Background: Permanent pacemaker (PM) requirement is a known complication after transcatheter aortic valve implantation (TAVI). There are, however, no systematic data concerning this complication.

Objective: To determine the incidence and potential predictors of permanent PM requirement after TAVI based on published literature.

Methods: We conducted a MEDLINE search to identify potentially relevant literature dealing with PM requirement after TAVI. Data were collected on paper extraction forms by 2 independent investigators.

Results: There were 32 relevant published studies comprising data of 5,258 patients without an implanted PM before TAVI. An Edwards‐Sapiens® prosthesis (ESP) was implanted in 2,887 patients, whereas 2,371 patients received a CoreValve® prosthesis (CVP). The crude incidence of PM implantation after TAVI was 15%. Six hundred and fourteen of 2,371 (25.8%) CVP patients and 189 of the 2,887 (6.5%) ESP patients had to receive a permanent PM (odds ratio [OR] 4.91, 95% confidence interval [CI] 4.12–5.86, P < 0.001). Presence of right bundle branch block (RBBB) before TAVI was a significant predictor for development of complete atrioventricular (AV) block and subsequent PM need (OR 1.358, 95% CI 1.001–1.841, P = 0.02). More than 90% of all AV‐block requiring PM implantation occurred immediately or within 7 days after TAVI.

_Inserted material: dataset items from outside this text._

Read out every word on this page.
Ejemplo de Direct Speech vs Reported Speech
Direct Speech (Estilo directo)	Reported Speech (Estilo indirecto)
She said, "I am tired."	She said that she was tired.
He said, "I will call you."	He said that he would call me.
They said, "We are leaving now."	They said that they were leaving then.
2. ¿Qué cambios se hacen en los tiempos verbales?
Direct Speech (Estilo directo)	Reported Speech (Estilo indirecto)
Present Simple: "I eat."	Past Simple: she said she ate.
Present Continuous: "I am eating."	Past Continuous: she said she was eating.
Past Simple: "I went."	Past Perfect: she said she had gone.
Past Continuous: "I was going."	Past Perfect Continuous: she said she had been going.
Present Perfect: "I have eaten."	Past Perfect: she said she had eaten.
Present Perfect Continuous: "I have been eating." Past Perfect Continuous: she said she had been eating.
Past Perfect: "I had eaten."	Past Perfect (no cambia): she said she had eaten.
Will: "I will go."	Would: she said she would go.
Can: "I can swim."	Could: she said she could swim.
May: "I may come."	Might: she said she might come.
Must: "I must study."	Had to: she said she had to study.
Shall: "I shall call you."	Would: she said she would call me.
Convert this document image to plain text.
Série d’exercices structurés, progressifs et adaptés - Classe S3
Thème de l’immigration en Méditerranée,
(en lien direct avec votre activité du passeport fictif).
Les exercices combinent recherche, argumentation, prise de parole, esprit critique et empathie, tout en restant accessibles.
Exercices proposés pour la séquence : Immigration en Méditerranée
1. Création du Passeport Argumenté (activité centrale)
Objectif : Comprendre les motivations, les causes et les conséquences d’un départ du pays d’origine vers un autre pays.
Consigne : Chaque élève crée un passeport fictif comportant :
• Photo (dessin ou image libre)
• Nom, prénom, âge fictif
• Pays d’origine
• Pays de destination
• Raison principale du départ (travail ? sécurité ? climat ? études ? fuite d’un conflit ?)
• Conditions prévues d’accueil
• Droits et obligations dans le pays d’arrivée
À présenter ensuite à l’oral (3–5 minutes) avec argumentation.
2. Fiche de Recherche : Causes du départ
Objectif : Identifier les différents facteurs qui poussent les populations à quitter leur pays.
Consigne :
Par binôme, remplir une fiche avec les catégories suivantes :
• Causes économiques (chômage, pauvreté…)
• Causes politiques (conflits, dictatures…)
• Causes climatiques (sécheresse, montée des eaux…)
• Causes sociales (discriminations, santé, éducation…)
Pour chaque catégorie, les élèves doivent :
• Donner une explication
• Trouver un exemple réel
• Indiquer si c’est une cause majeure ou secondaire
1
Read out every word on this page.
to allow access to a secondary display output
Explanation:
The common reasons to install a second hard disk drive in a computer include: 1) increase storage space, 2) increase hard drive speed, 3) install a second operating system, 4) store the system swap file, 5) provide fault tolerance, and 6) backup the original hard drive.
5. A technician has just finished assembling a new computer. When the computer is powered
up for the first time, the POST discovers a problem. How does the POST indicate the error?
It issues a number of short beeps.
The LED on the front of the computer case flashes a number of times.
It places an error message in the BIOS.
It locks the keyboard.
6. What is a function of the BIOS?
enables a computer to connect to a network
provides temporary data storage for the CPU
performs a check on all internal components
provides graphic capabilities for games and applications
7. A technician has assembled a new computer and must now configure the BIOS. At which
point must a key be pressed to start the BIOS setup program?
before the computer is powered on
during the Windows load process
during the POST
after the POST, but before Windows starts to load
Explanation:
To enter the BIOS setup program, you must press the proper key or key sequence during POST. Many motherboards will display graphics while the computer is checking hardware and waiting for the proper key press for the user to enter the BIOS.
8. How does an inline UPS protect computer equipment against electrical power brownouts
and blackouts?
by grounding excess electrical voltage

Conclusion: Patients undergoing TAVI with implantation of CVP are at significantly higher risk for development of AV block and subsequent need for permanent PM, particularly if RBBB preexists. Since AV block occurs in >90% within the first week after the procedure, careful monitoring should be performed for at least 7 days after TAVI.